His finishing ability is clear, recalling a season in which he scored “around 45 to 50 goals in 32 games” for Fulham, but joining Liverpool saw him compete with a superior group of strikers.
“In Canada, I was always the best and I came over to England not being the best, it was hard for me to take that on, that I’m not the best anymore,” he told LiverpoolFC.com in April.
“It took me a while to adjust and get my head around that I’m not the best anymore.”
That self-doubting attitude may serve as a red flag for some youth coaches, but in the eyes of Gerrard, and Critchley before him, there is vast potential beneath this fragile exterior.

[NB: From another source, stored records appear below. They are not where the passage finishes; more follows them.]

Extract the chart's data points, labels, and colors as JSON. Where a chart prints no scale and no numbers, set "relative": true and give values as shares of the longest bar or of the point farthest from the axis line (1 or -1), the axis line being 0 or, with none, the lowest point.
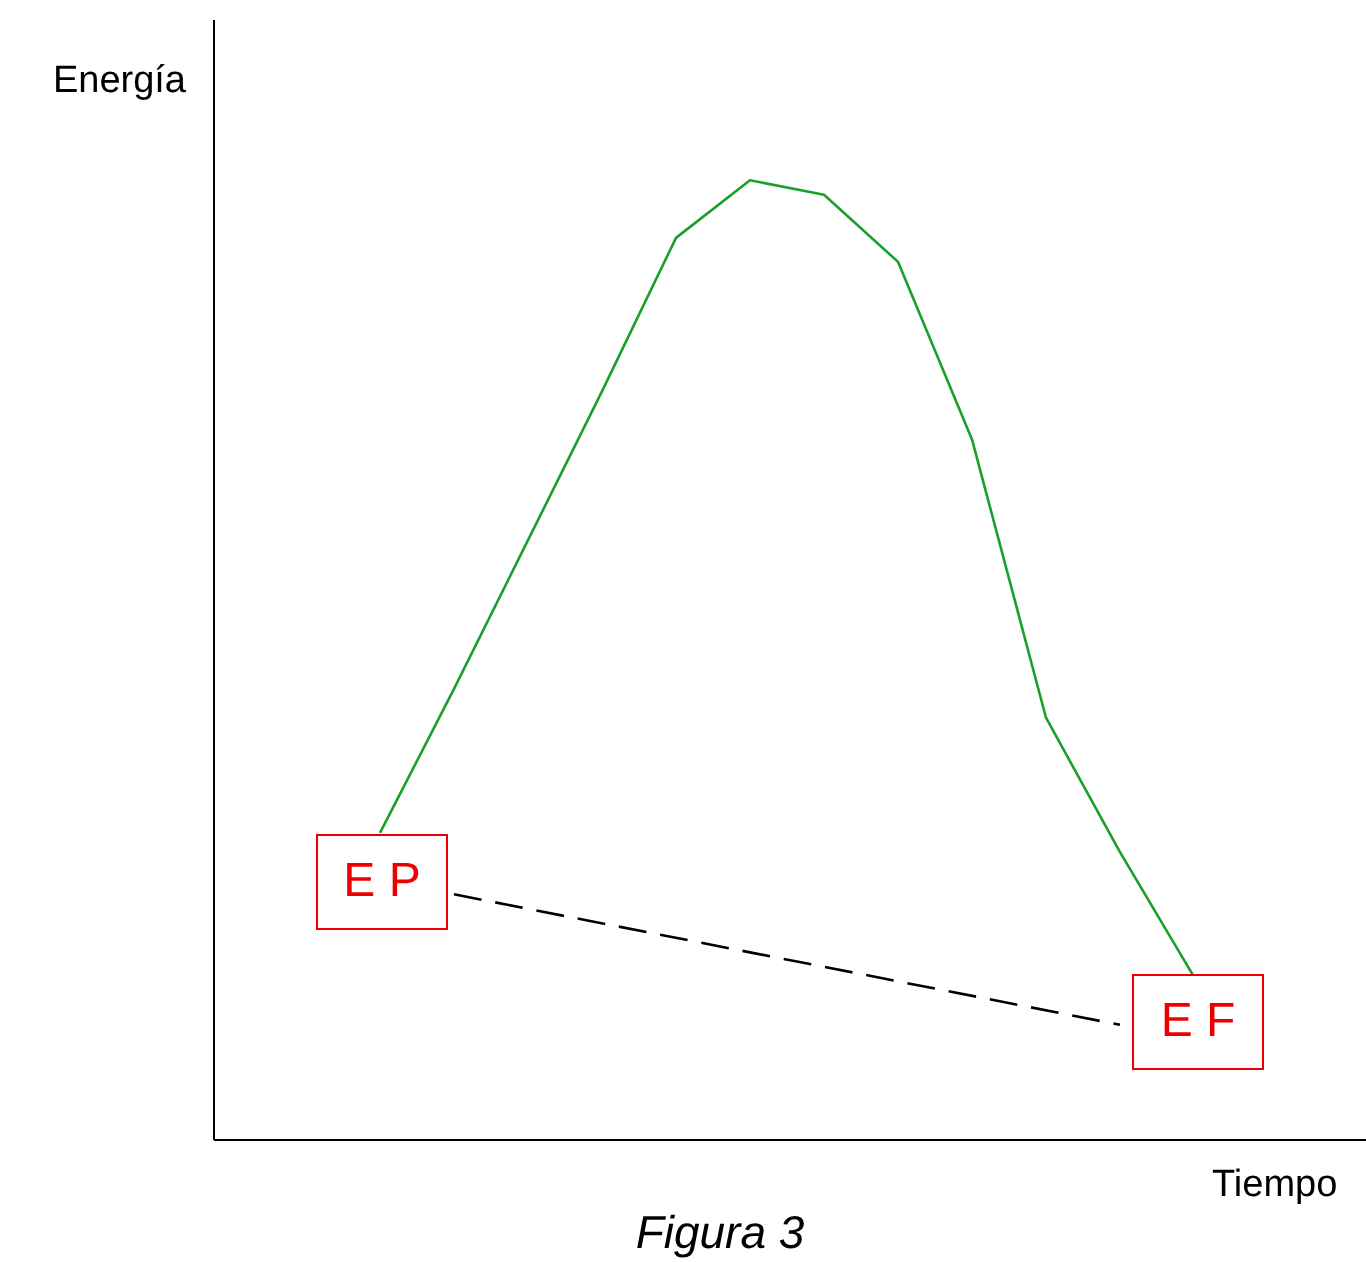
{
  "chart_data": {
    "type": "line",
    "relative": true,
    "title": "Figura 3",
    "xlabel": "Tiempo",
    "ylabel": "Energía",
    "categories": [
      null,
      null,
      null,
      null,
      null,
      null,
      null,
      null,
      null,
      null,
      null,
      null
    ],
    "series": [
      {
        "color": "#1aa02a",
        "values": [
          0.32,
          0.47,
          0.625,
          0.78,
          0.94,
          1,
          0.985,
          0.915,
          0.73,
          0.44,
          0.3,
          0.17
        ]
      },
      {
        "color": "#000000",
        "line_style": "dashed",
        "values": [
          null,
          0.256,
          null,
          null,
          null,
          null,
          null,
          null,
          null,
          null,
          0.12,
          null
        ]
      }
    ],
    "annotations": [
      "E P",
      "E F"
    ],
    "marker": "none",
    "grid": false,
    "legend": false
  }
}
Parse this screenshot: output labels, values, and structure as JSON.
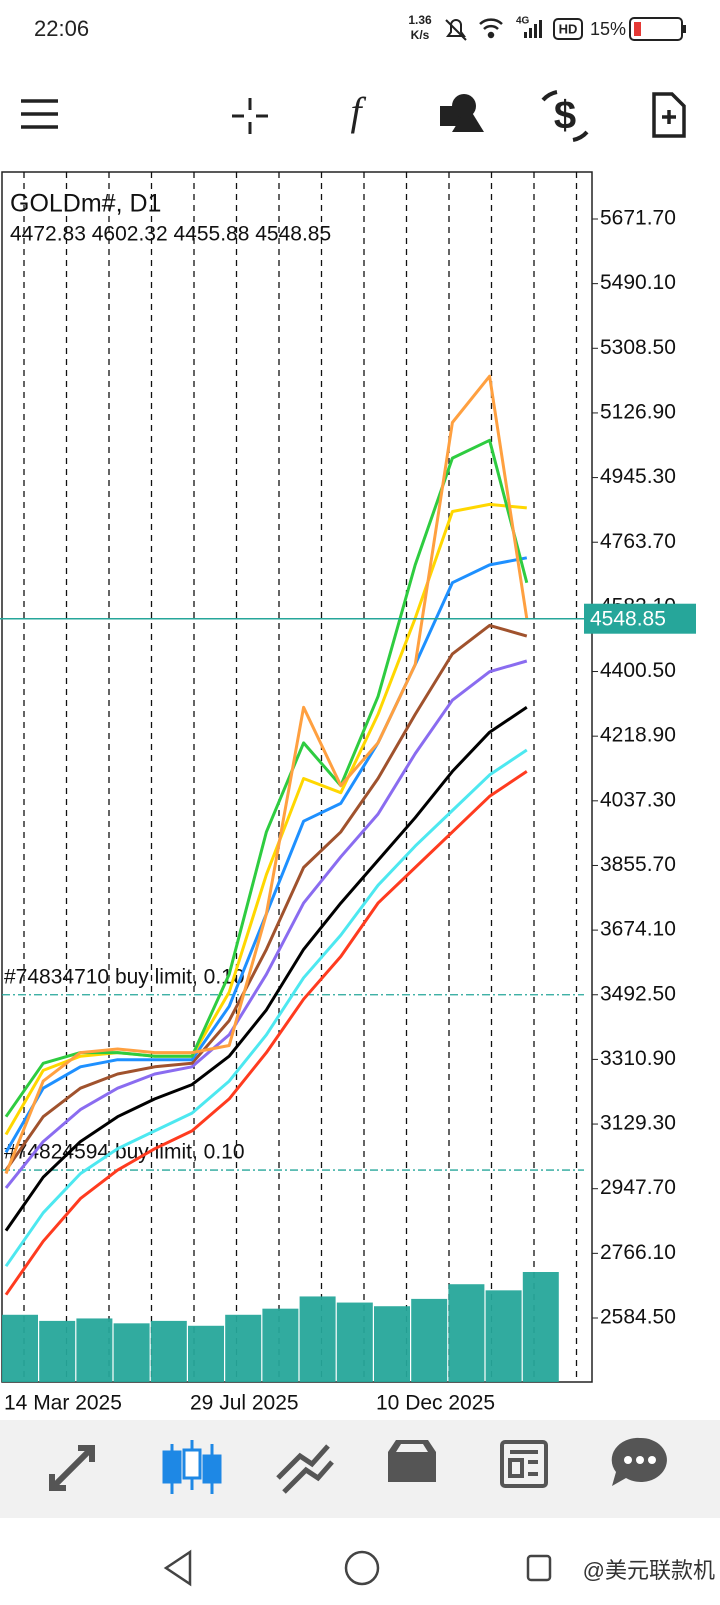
{
  "status_bar": {
    "time": "22:06",
    "net_speed": "1.36",
    "net_unit": "K/s",
    "network": "4G",
    "hd": "HD",
    "battery": "15%"
  },
  "chart_header": {
    "symbol": "GOLDm#, D1",
    "ohlc": "4472.83 4602.32 4455.88 4548.85"
  },
  "chart_data": {
    "type": "line",
    "categories": [
      "14 Mar 2025",
      null,
      null,
      null,
      null,
      "29 Jul 2025",
      null,
      null,
      null,
      null,
      "10 Dec 2025",
      null,
      null,
      null,
      null
    ],
    "ylim": [
      2404.7,
      5803.7
    ],
    "yticks": [
      {
        "value": 5671.7,
        "label": "5671.70"
      },
      {
        "value": 5490.1,
        "label": "5490.10"
      },
      {
        "value": 5308.5,
        "label": "5308.50"
      },
      {
        "value": 5126.9,
        "label": "5126.90"
      },
      {
        "value": 4945.3,
        "label": "4945.30"
      },
      {
        "value": 4763.7,
        "label": "4763.70"
      },
      {
        "value": 4582.1,
        "label": "4582.10"
      },
      {
        "value": 4400.5,
        "label": "4400.50"
      },
      {
        "value": 4218.9,
        "label": "4218.90"
      },
      {
        "value": 4037.3,
        "label": "4037.30"
      },
      {
        "value": 3855.7,
        "label": "3855.70"
      },
      {
        "value": 3674.1,
        "label": "3674.10"
      },
      {
        "value": 3492.5,
        "label": "3492.50"
      },
      {
        "value": 3310.9,
        "label": "3310.90"
      },
      {
        "value": 3129.3,
        "label": "3129.30"
      },
      {
        "value": 2947.7,
        "label": "2947.70"
      },
      {
        "value": 2766.1,
        "label": "2766.10"
      },
      {
        "value": 2584.5,
        "label": "2584.50"
      }
    ],
    "grid": true,
    "series": [
      {
        "color": "#ff3b1f",
        "values": [
          2650,
          2800,
          2920,
          3000,
          3060,
          3110,
          3200,
          3330,
          3480,
          3600,
          3750,
          3850,
          3950,
          4050,
          4120
        ]
      },
      {
        "color": "#4de8f0",
        "values": [
          2730,
          2880,
          2990,
          3060,
          3110,
          3160,
          3250,
          3380,
          3540,
          3660,
          3800,
          3910,
          4010,
          4110,
          4180
        ]
      },
      {
        "color": "#000000",
        "values": [
          2830,
          2980,
          3080,
          3150,
          3200,
          3240,
          3320,
          3450,
          3620,
          3750,
          3870,
          3990,
          4120,
          4230,
          4300
        ]
      },
      {
        "color": "#8a6cf0",
        "values": [
          2950,
          3080,
          3170,
          3230,
          3270,
          3290,
          3380,
          3550,
          3750,
          3880,
          4000,
          4170,
          4320,
          4400,
          4430
        ]
      },
      {
        "color": "#a0522d",
        "values": [
          3000,
          3150,
          3230,
          3270,
          3290,
          3300,
          3420,
          3620,
          3850,
          3950,
          4100,
          4280,
          4450,
          4530,
          4500
        ]
      },
      {
        "color": "#1e90ff",
        "values": [
          3050,
          3230,
          3290,
          3310,
          3310,
          3310,
          3460,
          3720,
          3980,
          4030,
          4200,
          4420,
          4650,
          4700,
          4720
        ]
      },
      {
        "color": "#ffd700",
        "values": [
          3100,
          3280,
          3320,
          3330,
          3320,
          3320,
          3500,
          3830,
          4100,
          4060,
          4280,
          4550,
          4850,
          4870,
          4860
        ]
      },
      {
        "color": "#2ecc40",
        "values": [
          3150,
          3300,
          3330,
          3330,
          3320,
          3320,
          3550,
          3950,
          4200,
          4080,
          4330,
          4700,
          5000,
          5050,
          4650
        ]
      },
      {
        "color": "#ffa040",
        "values": [
          2990,
          3250,
          3330,
          3340,
          3330,
          3330,
          3350,
          3720,
          4300,
          4080,
          4200,
          4420,
          5100,
          5230,
          4548.85
        ]
      }
    ],
    "volume_color": "#26a69a",
    "volume": [
      55,
      50,
      52,
      48,
      50,
      46,
      55,
      60,
      70,
      65,
      62,
      68,
      80,
      75,
      90
    ],
    "current_price": 4548.85,
    "price_line_color": "#26a69a",
    "orders": [
      {
        "label": "#74834710 buy limit, 0.10",
        "price": 3492.5
      },
      {
        "label": "#74824594 buy limit, 0.10",
        "price": 3000
      }
    ]
  },
  "watermark": "@美元联款机"
}
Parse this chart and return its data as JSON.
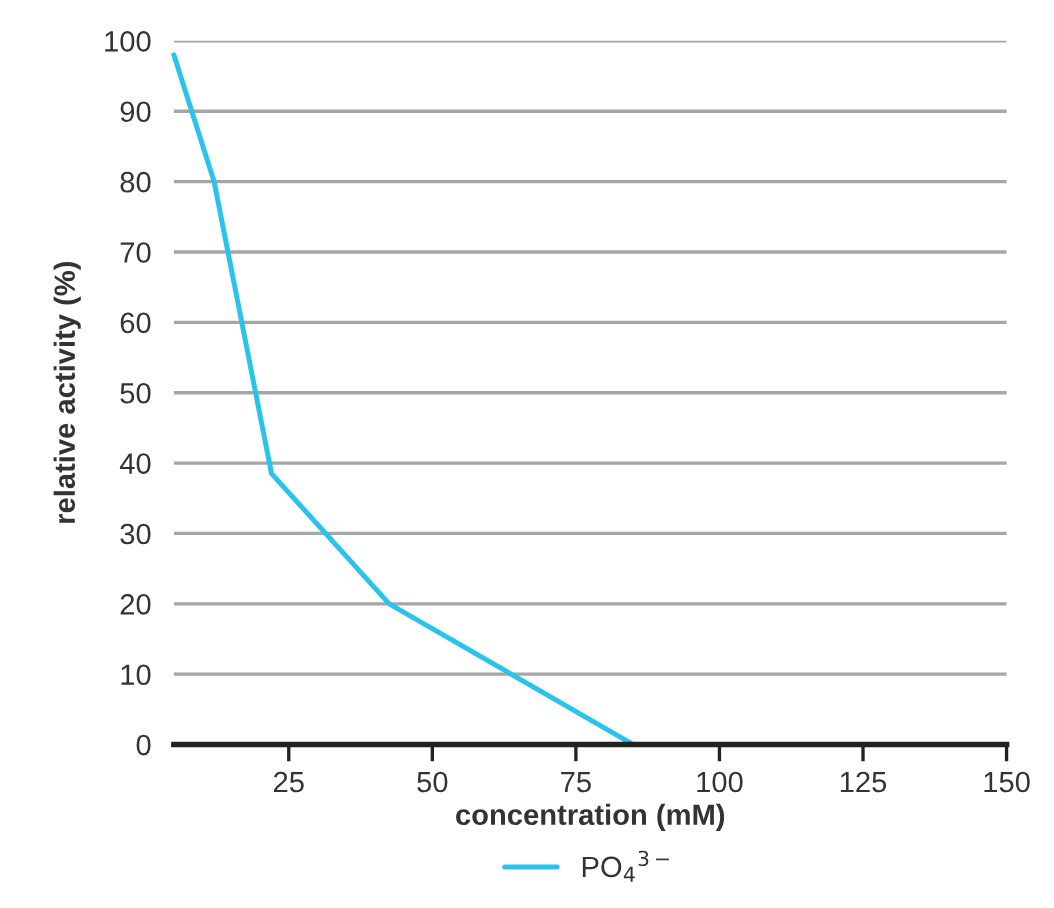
{
  "chart_data": {
    "type": "line",
    "xlabel": "concentration (mM)",
    "ylabel": "relative activity (%)",
    "x": [
      5,
      12,
      22,
      42.5,
      85
    ],
    "series": [
      {
        "name": "PO$_{4}$$^{3−}$",
        "color": "#29c3ec",
        "values": [
          98,
          80,
          38.5,
          20,
          0
        ]
      }
    ],
    "xlim": [
      5,
      150
    ],
    "xticks": [
      25,
      50,
      75,
      100,
      125,
      150
    ],
    "ylim": [
      0,
      100
    ],
    "yticks": [
      0,
      10,
      20,
      30,
      40,
      50,
      60,
      70,
      80,
      90,
      100
    ],
    "grid": "y",
    "legend": "bottom",
    "marker": "none",
    "line_style": "solid"
  }
}
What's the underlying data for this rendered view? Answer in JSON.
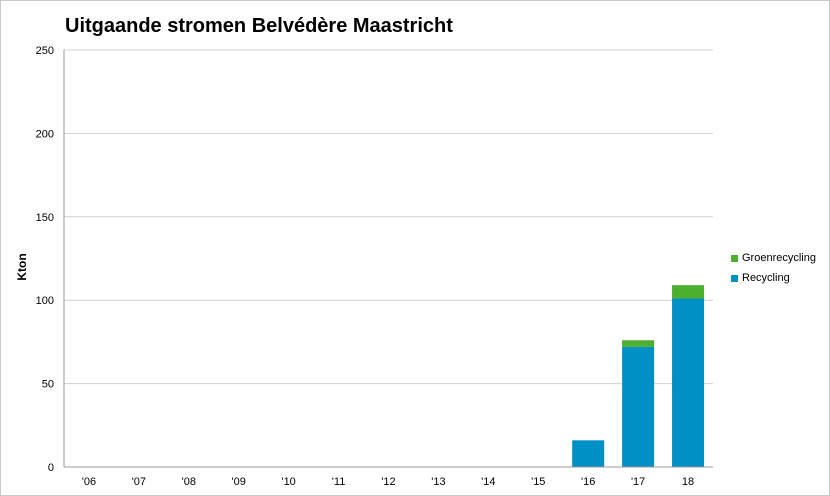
{
  "chart_data": {
    "type": "bar",
    "stacked": true,
    "title": "Uitgaande stromen Belvédère Maastricht",
    "ylabel": "Kton",
    "xlabel": "",
    "ylim": [
      0,
      250
    ],
    "yticks": [
      0,
      50,
      100,
      150,
      200,
      250
    ],
    "grid": true,
    "legend_position": "right",
    "categories": [
      "'06",
      "'07",
      "'08",
      "'09",
      "'10",
      "'11",
      "'12",
      "'13",
      "'14",
      "'15",
      "'16",
      "'17",
      "18"
    ],
    "series": [
      {
        "name": "Recycling",
        "color": "#0090c6",
        "values": [
          0,
          0,
          0,
          0,
          0,
          0,
          0,
          0,
          0,
          0,
          16,
          72,
          101
        ]
      },
      {
        "name": "Groenrecycling",
        "color": "#4caf2e",
        "values": [
          0,
          0,
          0,
          0,
          0,
          0,
          0,
          0,
          0,
          0,
          0,
          4,
          8
        ]
      }
    ],
    "legend_order": [
      "Groenrecycling",
      "Recycling"
    ]
  }
}
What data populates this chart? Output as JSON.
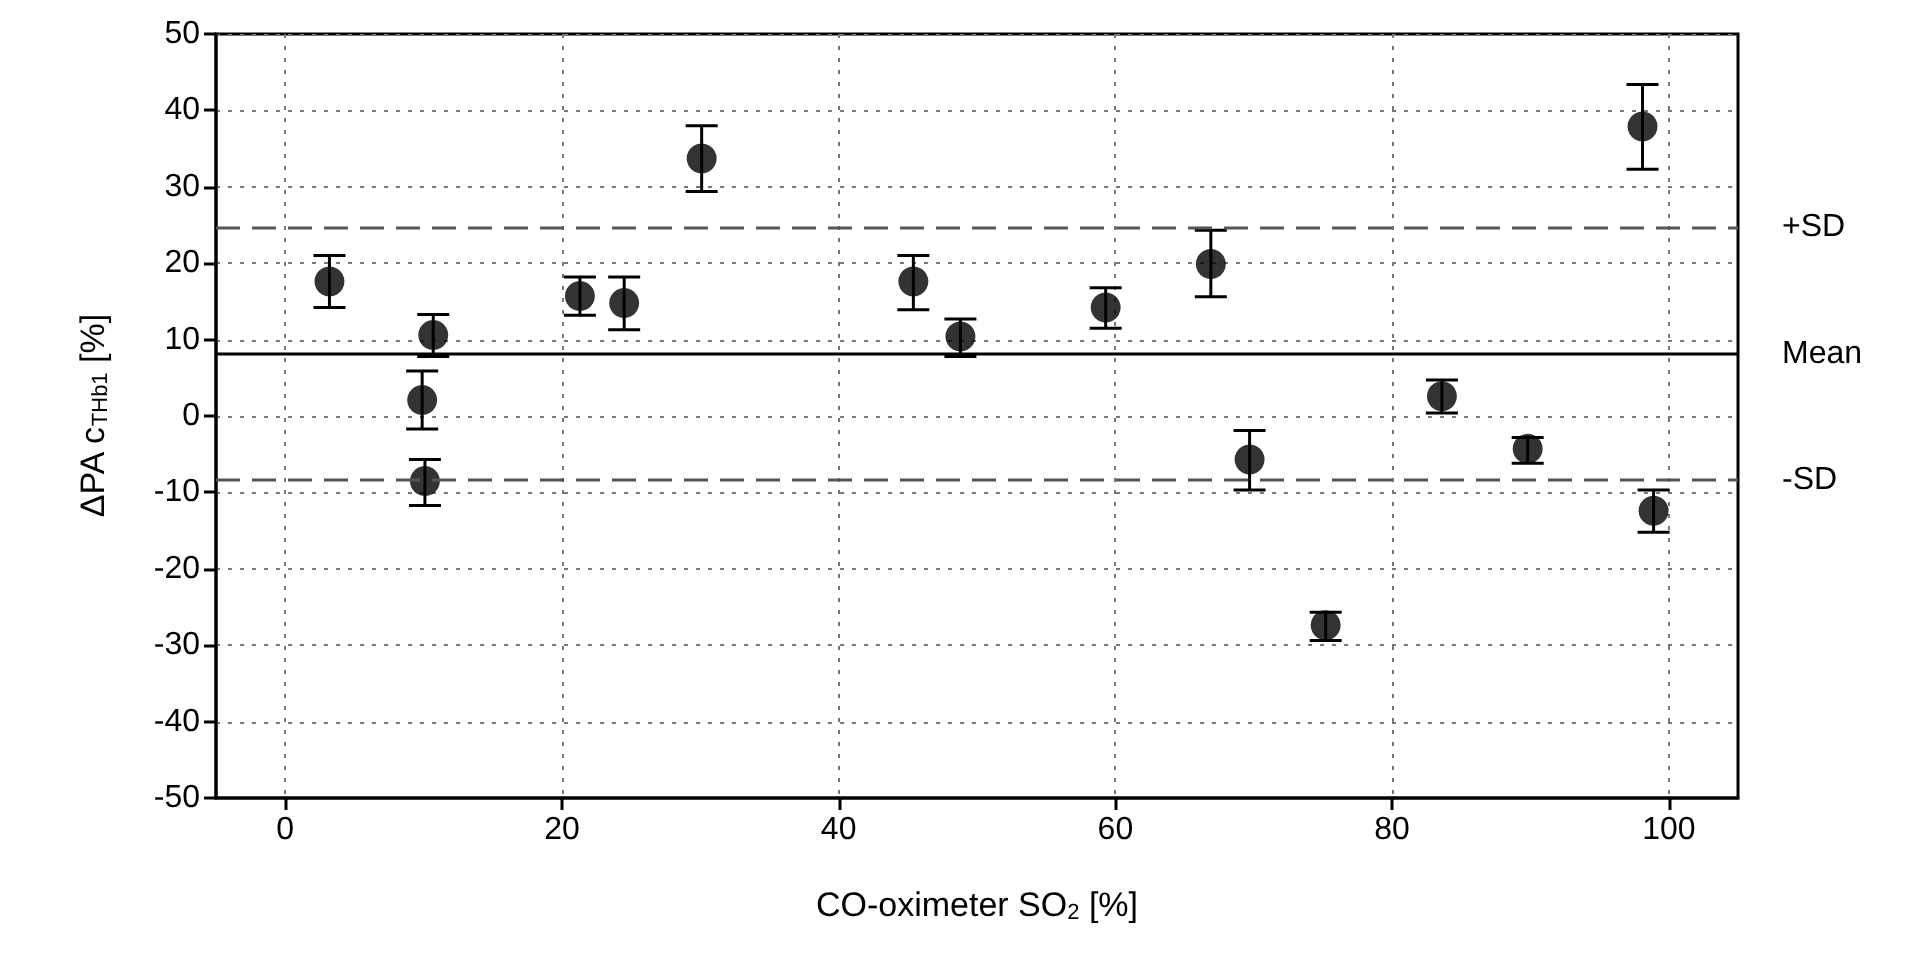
{
  "chart_data": {
    "type": "scatter",
    "xlabel": "CO-oximeter SO$_{2}$ [%]",
    "ylabel": "ΔPA c$_{THb1}$ [%]",
    "x": [
      3.2,
      10.7,
      9.9,
      10.1,
      21.3,
      24.5,
      30.1,
      45.4,
      48.8,
      59.3,
      66.9,
      69.7,
      75.2,
      83.6,
      89.8,
      98.9,
      98.1
    ],
    "series": [
      {
        "color": "#000000",
        "values": [
          17.6,
          10.6,
          2.1,
          -8.5,
          15.7,
          14.8,
          33.7,
          17.6,
          10.4,
          14.2,
          19.9,
          -5.7,
          -27.4,
          2.6,
          -4.3,
          -12.4,
          37.9
        ],
        "errors": [
          [
            14.2,
            21.0
          ],
          [
            7.8,
            13.3
          ],
          [
            -1.7,
            5.9
          ],
          [
            -11.7,
            -5.7
          ],
          [
            13.2,
            18.2
          ],
          [
            11.3,
            18.2
          ],
          [
            29.4,
            38.0
          ],
          [
            13.9,
            21.0
          ],
          [
            7.8,
            12.7
          ],
          [
            11.5,
            16.8
          ],
          [
            15.6,
            24.3
          ],
          [
            -9.7,
            -1.9
          ],
          [
            -29.4,
            -25.7
          ],
          [
            0.4,
            4.7
          ],
          [
            -6.2,
            -2.8
          ],
          [
            -15.2,
            -9.7
          ],
          [
            32.3,
            43.4
          ]
        ]
      }
    ],
    "marker": "circle",
    "xlim": [
      -5,
      105
    ],
    "xticks": [
      0,
      20,
      40,
      60,
      80,
      100
    ],
    "ylim": [
      -50,
      50
    ],
    "yticks": [
      -50,
      -40,
      -30,
      -20,
      -10,
      0,
      10,
      20,
      30,
      40,
      50
    ],
    "grid": true,
    "ref_lines": [
      {
        "axis": "y",
        "value": 24.7,
        "label": "+SD",
        "color": "#555555",
        "line_style": "dashed"
      },
      {
        "axis": "y",
        "value": 8.1,
        "label": "Mean",
        "color": "#000000",
        "line_style": "solid"
      },
      {
        "axis": "y",
        "value": -8.4,
        "label": "-SD",
        "color": "#555555",
        "line_style": "dashed"
      }
    ]
  }
}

Gerrard has taken a careful approach to honing Millar’s talent, looking to inject more confidence into his play.
He has remained in and out of the starting lineup, however, as Gerrard looks to keep him playing with his head up and geting involved more with team play.
Yet to make his debut for the U23s, it is likely that Millar will stay part of Gerrard’s squad throughout the campaign—and there, he can look to establish himself as a key player.
But already part of the Canada U20s squad, and Pepijn Lijnders’ Talent Group, training at Melwood once a week under the watchful eye of Jurgen Klopp, he can hope to make more of a mark in the future.
If he keeps up his progress and heeds Gerrard’s advice, there is little doubting Millar has the raw ability to continue his rise.